Häufige Fragen zum Einstellungstest beim Auswärtigen Amt
Welche Voraussetzungen brauche ich für die Ausbildung im mittleren Dienst des Auswärtigen Amts?
Nötig sind mindestens ein mittlerer Schulabschluss oder ein Hauptschulabschluss mit anschließender, staatlich anerkannter Berufsausbildung (Regelausbildungszeit mindestens 36 Monate) sowie die deutsche Staatsangehörigkeit. Erwartet werden außerdem muttersprachliche Deutschkenntnisse und solide Englischkenntnisse.
Wie läuft der mündliche Teil des Einstellungstests konkret ab?
Der mündliche Teil ist ein Assessment-Center in Berlin, zu dem nur nach bestandenem schriftlichen Teil eingeladen wird. Er umfasst mehrere strukturierte Interviews, einen frei gehaltenen Kurzvortrag, ein Rollenspiel und eine Kooperationsaufgabe.
Welches Sprachniveau in Englisch und einer zweiten Fremdsprache wird erwartet?
Für die Ausbildung liegen die Englisch-Aufgaben etwa auf B1/B2-Niveau. Beim dualen Studium werden Englisch und eine zweite Fremdsprache geprüft, jeweils mit einem Schwierigkeitsgrad um Stufe B1 des Gemeinsamen Europäischen Referenzrahmens.
Wie lange dauert das duale Studium für den gehobenen Dienst und was folgt danach?

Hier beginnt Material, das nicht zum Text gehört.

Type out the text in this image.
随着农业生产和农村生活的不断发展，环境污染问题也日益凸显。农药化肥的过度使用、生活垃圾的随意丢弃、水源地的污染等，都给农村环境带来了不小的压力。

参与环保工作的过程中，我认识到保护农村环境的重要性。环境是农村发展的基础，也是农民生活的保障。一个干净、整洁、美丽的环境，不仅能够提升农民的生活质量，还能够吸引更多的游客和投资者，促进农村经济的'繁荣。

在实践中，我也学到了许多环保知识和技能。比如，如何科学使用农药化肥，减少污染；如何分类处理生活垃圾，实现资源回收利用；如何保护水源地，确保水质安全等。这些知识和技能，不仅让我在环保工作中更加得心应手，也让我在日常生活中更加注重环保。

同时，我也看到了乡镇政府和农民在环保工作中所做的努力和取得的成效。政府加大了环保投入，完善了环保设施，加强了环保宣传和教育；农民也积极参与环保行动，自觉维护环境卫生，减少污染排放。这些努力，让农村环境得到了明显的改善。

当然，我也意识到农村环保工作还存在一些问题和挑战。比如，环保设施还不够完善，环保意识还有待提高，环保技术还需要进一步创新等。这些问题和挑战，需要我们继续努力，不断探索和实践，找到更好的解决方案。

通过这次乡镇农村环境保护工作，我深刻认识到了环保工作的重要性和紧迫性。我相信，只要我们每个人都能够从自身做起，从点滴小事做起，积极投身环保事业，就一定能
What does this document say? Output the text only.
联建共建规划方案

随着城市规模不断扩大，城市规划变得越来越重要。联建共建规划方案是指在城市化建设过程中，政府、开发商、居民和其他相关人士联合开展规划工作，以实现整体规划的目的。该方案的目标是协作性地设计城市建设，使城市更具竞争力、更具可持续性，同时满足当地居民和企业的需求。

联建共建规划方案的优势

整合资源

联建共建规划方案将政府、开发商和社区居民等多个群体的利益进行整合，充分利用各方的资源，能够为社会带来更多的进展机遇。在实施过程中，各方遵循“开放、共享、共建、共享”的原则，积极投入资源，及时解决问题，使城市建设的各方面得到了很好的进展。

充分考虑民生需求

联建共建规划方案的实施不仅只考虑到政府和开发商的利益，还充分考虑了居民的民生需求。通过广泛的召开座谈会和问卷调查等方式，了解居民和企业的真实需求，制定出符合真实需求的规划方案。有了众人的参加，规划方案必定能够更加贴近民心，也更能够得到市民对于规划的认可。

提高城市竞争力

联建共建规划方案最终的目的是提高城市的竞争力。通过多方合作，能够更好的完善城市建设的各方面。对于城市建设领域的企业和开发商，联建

Das duale Studium dauert drei Jahre und findet an der Hochschule des Bundes (Akademie Auswärtiger Dienst) statt. Es wechselt Theorie- und Praxisphasen ab und beinhaltet einen mehrmonatigen Einsatz an einer Auslandsvertretung. Nach dem erfolgreichen Abschluss folgt die Übernahme in den gehobenen Auswärtigen Dienst mit weltweiten Einsatzmöglichkeiten.